External validity is critical for the generalization of the efficacy observed in randomized placebo-controlled appropriately blinded trials. This is important in asthma, a disease entity with significant variability in the course of time. As an example, in a study of patients of the Wessex Severe Asthma Cohort, less than 25% of patients with severe eosinophilic asthma would have been eligible in the phase III licensing trials of interleukin-5 biologics, due to their stringent inclusion criteria12. Therefore, we need real-life studies with broader inclusion criteria that engage patients with various characteristics that would have excluded them from the typical randomized controlled trials of asthma.
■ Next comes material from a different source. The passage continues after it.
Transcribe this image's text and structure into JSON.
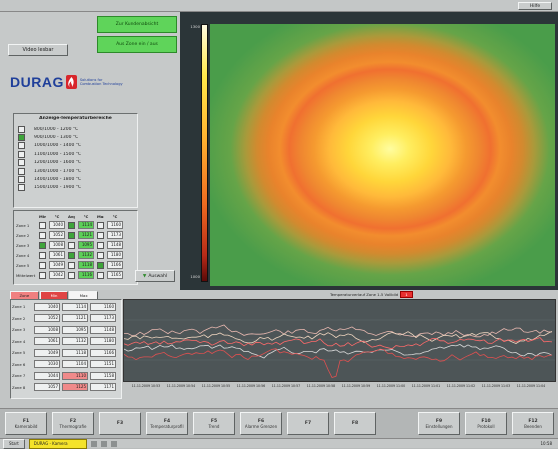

The BOREAS study included 36.3% of current or ex-smokers, while it evaluated the effectiveness of the specific budesonide/formoterol combination in patients with various comorbidities, with consistent results. The absence of a placebo arm is partly compensated by the fact that the authors collected both subjective (ACQ-7 and MiniAQLQ) and objective (lung function) measures of effectiveness, and thus they need to be commended for this selection of outcomes. In a previous well-designed study in patients with asthma, placebo inhalers and sham acupuncture improved symptoms, but lung function was improved only by active bronchodilator (albuterol)1313. In open-label studies of inhaled medication, the inclusion of patient-reported and objective outcomes is necessary, and the authors of the BOREAS study are to be commended for their selection. The study also confirms previous data by reporting high patient satisfaction by the Elpenhaler® device, as well as the favorable safety profile of the budesonide/formoterol combination in patients with asthma. Future data generation could focus on the use of the budesonide/formoterol FDC in the Elpenhaler® device as maintenance and reliever therapy (MART), as proposed for the ICS/formoterol combinations in current asthma recommendations1.